Yang kusuka dari masakannya Kena adalah selalu identik dengan masakan rumahan, sesuai keinginanku.
"Masa sudah jam segini?" suara Benfa terdengar, berlalu didepanku begitu saja menarik kursi lalu duduk. "Kenapa tidak membangunkanku sejak tadi?" lanjutnya lagi, aku hanya mengerjapkan mataku beberapa kali melihat protesnya.
Bukannya besyukur Kena mau kesana membangunkannya, Benfa malah mengeluh karena terlambat dibangunkan. Sebagian manusia memang begitu, suka sekali protes sedang bersyukur dia lupakan.
Aku ikut duduk tapi tidak bersebelahan dengan Benfa melainkan berhadapan dengannya, mengambil nasi beserta lauknya.
"Suamimu mau kesini, Ken?" pertanyaan pertama Benfa pada Kena, Kena yang sedang memgaduk s**u hamilnya menoleh ke meja makan.
"Katanya semalam mau kesini, tapi engga tau jadi apa engga. Dia masih sibuk sih setelah kemarin pulang mendadak ke Bandung membuat rumah Detan berantakan. Suamiku memang hebat, jago."
Benfa tertawa mendengar betapa bangganya Kena pada Arfan, kemarin katanya saat aku masih dalam kondisi lemah Arfan pulang ke Bandung membawa beberapa penjaga milik Lexion bersamanya.
Arfan meminta penjaga itu mengacak-acak rumah milik Detan Jespara, tidak memperdulikan pelayan yang berusaha membatalkan niatnya. Aku hanya fokus makan, Membiarkan dua perempuan ini terus berbincang.
"Detan itu ya, udahlah aku bingung mau ngebandingin dia dengan apa soalnya engga ada. Tingkat kejahatannya yang paling tinggi, masa sama anak sendiri kayak gitu," Suara Kena lagi, dengan heboh duduk di dekat Benfa tidak memperdulikan perutnya sama sekali.
Oh iya.
Kemarin saat pertama kali bertemu Kena setelah liburan singkat itu, ibu hamil ini langsung memelukku menangis sembari terus menerus mengatai Detan dengan segala umpatannya. Ia baru berhenti menangis setelah aku memintanya berhenti, bilang padanya untuk berhenti mengumpat.

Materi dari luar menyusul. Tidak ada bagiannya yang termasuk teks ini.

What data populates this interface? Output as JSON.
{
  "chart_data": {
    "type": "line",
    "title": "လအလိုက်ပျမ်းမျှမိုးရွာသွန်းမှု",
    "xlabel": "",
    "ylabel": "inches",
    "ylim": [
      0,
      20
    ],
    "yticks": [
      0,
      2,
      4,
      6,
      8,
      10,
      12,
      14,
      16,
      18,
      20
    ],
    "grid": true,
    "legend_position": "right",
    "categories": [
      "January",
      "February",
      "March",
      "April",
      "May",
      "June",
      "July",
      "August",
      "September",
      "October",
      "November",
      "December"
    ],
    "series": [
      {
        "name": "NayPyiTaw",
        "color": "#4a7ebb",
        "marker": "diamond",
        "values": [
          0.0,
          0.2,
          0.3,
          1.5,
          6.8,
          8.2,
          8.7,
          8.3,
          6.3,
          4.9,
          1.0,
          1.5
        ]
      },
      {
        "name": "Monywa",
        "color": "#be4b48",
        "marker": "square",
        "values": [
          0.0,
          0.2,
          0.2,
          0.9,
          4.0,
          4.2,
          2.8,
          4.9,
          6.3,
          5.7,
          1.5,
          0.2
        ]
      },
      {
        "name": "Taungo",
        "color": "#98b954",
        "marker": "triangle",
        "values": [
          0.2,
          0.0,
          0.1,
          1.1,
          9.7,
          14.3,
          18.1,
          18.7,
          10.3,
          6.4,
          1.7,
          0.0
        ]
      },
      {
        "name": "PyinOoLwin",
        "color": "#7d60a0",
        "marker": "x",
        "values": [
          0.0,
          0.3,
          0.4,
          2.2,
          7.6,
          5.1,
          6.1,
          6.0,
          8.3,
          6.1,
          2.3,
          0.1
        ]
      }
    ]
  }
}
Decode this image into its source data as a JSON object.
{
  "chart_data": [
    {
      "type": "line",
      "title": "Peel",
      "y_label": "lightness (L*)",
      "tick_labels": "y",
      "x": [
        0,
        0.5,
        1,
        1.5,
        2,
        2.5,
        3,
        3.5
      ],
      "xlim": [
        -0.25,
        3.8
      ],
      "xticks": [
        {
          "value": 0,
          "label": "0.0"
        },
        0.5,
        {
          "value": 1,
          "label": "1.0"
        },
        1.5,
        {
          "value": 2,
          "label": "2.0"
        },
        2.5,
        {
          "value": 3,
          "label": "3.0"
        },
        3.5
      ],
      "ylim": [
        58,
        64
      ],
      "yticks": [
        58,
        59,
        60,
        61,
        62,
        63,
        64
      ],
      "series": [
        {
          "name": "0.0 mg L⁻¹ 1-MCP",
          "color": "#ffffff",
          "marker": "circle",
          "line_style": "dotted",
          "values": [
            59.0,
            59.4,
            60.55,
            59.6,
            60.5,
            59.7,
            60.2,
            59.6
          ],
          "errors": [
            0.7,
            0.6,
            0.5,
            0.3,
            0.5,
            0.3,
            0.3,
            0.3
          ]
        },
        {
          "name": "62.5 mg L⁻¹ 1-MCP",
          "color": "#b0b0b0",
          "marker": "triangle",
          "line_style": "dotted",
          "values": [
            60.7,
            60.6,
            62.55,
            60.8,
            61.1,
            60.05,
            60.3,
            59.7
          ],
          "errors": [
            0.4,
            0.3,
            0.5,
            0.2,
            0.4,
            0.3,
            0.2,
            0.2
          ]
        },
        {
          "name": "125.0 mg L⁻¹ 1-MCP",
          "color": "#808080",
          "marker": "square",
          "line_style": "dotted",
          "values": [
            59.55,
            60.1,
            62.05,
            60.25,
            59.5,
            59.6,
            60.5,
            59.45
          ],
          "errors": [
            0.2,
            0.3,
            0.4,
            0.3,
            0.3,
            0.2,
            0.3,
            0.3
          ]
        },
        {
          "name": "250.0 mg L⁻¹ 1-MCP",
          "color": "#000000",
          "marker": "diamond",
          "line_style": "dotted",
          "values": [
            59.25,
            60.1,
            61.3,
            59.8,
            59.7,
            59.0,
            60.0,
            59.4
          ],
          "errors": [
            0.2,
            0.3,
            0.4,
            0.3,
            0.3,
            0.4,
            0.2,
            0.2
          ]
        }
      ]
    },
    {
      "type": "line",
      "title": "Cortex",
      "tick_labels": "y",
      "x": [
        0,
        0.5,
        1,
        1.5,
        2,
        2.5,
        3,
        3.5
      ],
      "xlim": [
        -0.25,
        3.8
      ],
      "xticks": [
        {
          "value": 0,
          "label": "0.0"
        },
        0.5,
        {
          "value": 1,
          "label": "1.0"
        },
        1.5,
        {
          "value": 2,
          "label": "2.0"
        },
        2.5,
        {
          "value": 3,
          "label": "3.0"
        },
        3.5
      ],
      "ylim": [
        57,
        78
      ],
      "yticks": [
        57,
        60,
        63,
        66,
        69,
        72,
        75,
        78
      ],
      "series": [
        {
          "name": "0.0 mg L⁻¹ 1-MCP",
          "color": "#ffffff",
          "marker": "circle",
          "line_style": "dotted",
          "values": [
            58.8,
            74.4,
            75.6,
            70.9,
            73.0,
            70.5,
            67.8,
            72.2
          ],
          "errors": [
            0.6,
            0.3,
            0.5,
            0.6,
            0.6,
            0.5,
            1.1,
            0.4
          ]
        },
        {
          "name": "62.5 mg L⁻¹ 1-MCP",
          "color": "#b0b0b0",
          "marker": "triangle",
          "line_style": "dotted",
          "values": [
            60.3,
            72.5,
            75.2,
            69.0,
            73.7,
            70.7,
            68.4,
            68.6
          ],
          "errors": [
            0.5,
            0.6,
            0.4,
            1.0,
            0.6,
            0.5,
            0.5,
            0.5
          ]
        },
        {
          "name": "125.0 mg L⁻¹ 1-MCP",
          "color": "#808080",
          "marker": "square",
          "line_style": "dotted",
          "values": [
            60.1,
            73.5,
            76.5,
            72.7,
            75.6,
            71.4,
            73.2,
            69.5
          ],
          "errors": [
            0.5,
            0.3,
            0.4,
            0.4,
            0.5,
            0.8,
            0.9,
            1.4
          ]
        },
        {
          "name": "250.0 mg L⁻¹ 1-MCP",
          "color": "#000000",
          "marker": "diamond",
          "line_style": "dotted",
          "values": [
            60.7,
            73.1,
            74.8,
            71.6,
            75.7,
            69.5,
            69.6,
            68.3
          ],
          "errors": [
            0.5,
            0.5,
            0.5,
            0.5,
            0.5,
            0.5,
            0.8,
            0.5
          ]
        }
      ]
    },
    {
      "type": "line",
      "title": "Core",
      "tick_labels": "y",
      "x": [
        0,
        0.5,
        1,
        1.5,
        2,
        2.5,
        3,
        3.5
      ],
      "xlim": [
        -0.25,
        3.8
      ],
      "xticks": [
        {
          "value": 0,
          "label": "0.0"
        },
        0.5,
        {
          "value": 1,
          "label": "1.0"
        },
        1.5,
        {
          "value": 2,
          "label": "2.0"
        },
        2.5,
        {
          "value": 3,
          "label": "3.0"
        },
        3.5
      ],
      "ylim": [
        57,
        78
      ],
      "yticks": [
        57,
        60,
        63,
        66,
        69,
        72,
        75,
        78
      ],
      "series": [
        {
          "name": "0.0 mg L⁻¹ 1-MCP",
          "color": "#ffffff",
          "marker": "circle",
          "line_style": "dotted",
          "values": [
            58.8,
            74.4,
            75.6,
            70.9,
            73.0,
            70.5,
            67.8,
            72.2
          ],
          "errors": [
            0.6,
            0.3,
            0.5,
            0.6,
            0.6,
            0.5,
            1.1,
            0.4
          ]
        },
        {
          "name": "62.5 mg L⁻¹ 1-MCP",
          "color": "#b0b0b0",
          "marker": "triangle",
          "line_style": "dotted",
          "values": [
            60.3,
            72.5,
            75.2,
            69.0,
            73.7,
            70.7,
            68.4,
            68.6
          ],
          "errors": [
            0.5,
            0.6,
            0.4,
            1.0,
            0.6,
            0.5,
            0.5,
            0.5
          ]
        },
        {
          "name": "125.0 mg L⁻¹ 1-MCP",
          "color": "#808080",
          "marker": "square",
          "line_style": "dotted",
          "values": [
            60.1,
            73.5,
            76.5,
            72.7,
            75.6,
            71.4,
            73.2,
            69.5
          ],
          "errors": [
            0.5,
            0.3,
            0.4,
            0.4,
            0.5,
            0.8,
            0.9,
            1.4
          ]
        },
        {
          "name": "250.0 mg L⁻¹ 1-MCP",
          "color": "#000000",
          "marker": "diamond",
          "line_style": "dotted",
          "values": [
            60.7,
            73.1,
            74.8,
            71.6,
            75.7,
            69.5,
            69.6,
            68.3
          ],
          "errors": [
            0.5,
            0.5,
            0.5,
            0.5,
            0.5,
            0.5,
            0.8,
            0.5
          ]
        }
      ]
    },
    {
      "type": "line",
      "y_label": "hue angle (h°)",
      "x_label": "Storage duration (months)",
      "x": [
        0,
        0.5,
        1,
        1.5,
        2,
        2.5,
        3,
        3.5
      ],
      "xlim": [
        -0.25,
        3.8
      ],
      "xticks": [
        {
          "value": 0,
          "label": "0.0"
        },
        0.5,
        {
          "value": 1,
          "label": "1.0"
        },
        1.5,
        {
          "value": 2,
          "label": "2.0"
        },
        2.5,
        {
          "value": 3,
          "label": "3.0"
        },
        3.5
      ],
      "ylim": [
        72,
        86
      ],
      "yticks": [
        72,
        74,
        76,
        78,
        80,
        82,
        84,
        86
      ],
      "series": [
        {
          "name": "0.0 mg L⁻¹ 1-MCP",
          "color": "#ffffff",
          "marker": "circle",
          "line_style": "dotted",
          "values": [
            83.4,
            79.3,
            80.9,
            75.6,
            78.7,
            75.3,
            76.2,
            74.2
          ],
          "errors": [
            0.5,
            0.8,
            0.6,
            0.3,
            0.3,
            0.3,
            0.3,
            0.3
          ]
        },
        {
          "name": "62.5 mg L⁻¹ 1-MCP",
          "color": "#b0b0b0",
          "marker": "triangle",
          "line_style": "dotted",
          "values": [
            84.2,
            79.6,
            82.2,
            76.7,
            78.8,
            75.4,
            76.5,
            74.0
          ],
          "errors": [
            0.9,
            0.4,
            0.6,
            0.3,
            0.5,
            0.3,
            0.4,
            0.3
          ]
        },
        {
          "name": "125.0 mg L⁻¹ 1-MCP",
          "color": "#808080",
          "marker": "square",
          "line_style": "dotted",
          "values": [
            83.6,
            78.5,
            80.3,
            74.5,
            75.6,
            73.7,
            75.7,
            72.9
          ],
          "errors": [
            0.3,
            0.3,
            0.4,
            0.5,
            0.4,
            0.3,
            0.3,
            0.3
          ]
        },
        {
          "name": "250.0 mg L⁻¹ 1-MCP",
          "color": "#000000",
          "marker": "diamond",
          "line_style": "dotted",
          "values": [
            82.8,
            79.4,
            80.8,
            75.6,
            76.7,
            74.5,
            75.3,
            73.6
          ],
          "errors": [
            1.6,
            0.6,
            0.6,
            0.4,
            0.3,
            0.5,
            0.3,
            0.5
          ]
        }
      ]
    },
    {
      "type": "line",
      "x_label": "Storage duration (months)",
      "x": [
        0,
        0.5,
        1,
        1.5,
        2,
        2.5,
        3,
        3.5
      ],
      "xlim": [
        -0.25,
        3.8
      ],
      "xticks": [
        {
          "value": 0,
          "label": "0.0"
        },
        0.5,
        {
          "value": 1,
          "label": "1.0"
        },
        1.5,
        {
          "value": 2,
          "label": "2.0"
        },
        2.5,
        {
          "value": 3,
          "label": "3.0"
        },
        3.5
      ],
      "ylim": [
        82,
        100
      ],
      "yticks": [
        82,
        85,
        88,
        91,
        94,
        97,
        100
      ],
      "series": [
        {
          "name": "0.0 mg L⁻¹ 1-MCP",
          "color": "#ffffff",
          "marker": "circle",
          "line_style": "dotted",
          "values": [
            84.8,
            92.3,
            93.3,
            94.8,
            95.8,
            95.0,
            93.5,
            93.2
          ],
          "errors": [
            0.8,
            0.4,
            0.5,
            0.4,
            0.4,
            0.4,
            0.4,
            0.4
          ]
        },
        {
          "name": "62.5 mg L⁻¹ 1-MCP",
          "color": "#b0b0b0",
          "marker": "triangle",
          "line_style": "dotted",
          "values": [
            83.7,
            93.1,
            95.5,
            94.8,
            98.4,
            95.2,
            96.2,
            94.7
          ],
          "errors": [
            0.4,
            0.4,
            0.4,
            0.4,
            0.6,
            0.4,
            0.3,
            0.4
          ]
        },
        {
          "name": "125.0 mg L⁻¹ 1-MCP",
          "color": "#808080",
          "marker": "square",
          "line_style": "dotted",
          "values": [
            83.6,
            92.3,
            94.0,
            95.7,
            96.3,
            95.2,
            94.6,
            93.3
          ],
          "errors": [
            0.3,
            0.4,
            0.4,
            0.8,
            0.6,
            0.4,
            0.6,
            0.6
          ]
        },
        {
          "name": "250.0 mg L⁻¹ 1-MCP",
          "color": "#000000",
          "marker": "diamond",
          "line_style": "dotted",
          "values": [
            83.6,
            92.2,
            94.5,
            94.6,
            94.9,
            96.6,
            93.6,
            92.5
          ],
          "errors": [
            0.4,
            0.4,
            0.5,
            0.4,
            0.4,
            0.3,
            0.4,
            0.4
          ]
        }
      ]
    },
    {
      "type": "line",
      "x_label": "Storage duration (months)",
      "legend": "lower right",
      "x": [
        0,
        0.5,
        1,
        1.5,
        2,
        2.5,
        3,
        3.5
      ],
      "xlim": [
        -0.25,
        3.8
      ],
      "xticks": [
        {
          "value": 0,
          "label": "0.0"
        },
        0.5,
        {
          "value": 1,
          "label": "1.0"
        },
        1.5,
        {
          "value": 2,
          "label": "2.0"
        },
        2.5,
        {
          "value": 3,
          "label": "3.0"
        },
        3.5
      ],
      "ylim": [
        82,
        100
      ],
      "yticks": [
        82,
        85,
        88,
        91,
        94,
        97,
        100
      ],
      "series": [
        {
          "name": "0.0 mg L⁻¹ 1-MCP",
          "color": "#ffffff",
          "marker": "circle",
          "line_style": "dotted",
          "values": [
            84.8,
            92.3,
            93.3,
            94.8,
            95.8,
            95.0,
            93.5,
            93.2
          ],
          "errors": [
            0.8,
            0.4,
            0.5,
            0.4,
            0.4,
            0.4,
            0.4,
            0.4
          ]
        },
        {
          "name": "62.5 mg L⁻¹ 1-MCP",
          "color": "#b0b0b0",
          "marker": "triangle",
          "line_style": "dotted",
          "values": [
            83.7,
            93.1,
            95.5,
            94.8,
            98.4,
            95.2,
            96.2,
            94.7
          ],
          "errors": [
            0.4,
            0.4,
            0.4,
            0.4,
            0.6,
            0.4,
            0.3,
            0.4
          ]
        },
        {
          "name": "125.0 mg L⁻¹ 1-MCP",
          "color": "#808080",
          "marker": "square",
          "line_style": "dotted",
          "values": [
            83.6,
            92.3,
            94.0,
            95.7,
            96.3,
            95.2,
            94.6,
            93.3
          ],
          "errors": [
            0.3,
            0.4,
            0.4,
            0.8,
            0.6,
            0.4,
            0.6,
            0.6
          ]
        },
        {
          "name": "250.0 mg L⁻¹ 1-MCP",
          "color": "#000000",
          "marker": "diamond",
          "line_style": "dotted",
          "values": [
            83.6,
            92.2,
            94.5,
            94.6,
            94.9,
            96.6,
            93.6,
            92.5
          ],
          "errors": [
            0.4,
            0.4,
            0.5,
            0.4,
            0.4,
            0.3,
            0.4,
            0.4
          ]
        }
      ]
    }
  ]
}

"Kudengar juga gitu sih," atensiku kembali, Benfa baru saja membenarkan apa yang Kena katakan. Memangnya apa yang tadi Kena katakan? Aku tidak mendengarnya?
"Benar rugi besar loh, apalagi kalau tidak salah Delion penanam saham terbesar di perusahaannya juga menarik diri. Detan sampai sekarang masih diam," Kena berbicara lagi, tangannya mencomot satu perkedel memakannya begitu saja.
Aku meminum airku hingga habis, hanya makan sedikit bukan karena diet atau makanannya tidak enak hanya saja bibirku masih terasa perih. Meninggalkan meja makan untungnya mereka berdua tidak bertanya ini itu.
Masih dibiarkan libur,Lexion meminta padaku bahkan memohon agar aku meliburkan diri dari bekerja terlebih dahulu sampai peresmian nantinya, empat hari lagi.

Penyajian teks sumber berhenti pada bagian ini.